I've got a corded and a cordless oscillating multi tool, and they're amazing for corners, since the sanding pads for them are triangular with 60° corners.

There are a few drawbacks that will keep you from using it as your default go-to sander though:

  • They have a relatively small surface area.
  • They usually oscillate in a 3° arc, which will be more likely to leave noticeable cross grain scratches than a random orbital sander.
  • They don't have holes for dust collection, but this can be remedied since you can buy a dust collection adapter for many of them.
  • Would also like to point out that the center of the pad moves the least so sanding can be less efficient in the middle of the pad ( At least on mine it is.) – Matt Jun 7 '15 at 1:16
5

It's ok for getting into really tight spaces where a normal mouse sander won't fit, but as Doresoom mentioned, it produces an arc-shaped scratch pattern. Also because of the tool's shape and the tiny surface area of the sanding pad, it can be difficult to keep it oriented flat against a surface.

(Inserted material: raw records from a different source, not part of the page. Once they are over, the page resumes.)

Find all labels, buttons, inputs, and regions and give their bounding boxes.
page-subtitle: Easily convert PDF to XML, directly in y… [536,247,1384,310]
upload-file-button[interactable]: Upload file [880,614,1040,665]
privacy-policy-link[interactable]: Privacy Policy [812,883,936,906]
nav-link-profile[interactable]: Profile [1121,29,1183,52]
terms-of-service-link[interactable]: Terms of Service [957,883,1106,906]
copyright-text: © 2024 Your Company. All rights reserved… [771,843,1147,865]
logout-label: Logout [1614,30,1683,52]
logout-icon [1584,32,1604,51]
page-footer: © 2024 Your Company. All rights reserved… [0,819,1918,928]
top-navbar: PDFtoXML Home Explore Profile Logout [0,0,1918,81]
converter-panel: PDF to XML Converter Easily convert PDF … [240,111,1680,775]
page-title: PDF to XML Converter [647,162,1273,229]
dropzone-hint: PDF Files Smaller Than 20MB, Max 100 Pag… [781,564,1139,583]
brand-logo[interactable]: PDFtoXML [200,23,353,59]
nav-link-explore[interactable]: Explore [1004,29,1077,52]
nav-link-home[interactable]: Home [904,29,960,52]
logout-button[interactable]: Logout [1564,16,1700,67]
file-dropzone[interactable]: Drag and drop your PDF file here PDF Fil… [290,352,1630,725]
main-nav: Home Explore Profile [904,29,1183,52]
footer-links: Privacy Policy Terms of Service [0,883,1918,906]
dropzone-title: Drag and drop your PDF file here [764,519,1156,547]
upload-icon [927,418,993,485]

Be sure to run the tool at a lower speed (and use a dust collection adapter if possible), otherwise the hook-and-loop sanding pad's hooks will melt.

  • 1
    I didn't think that it would happen but I wrecked a pad by using too much pressure. The paper pulled away from the hook and loop. Made it useless. Thankfully I had other pads and the attachment was still in good shape. – Matt Jun 7 '15 at 1:18
3

Not to suggest that an oscillating multi tool is not good for this type of sanding but small spaces and sanding in corners can mean different things.

Just to have another suggestion for these types of scenarios there are such things as contour sanding blocks/grips that are designed to hold paper to a shape. Depending on how tight your corner is you might have more luck with something like this.

Image from LeeValley

Sure there are commercial products which work well. I find myself wrapping sanding paper around scrap wood all the time albeit mostly for right angles.

1

The tool manufacturers seem to think so, as every one I've owned has came with a sanding pad mounting system.

I've used mine to get into the inside back corners of furniture that I'm stripping / refinishing, it did tolerably well.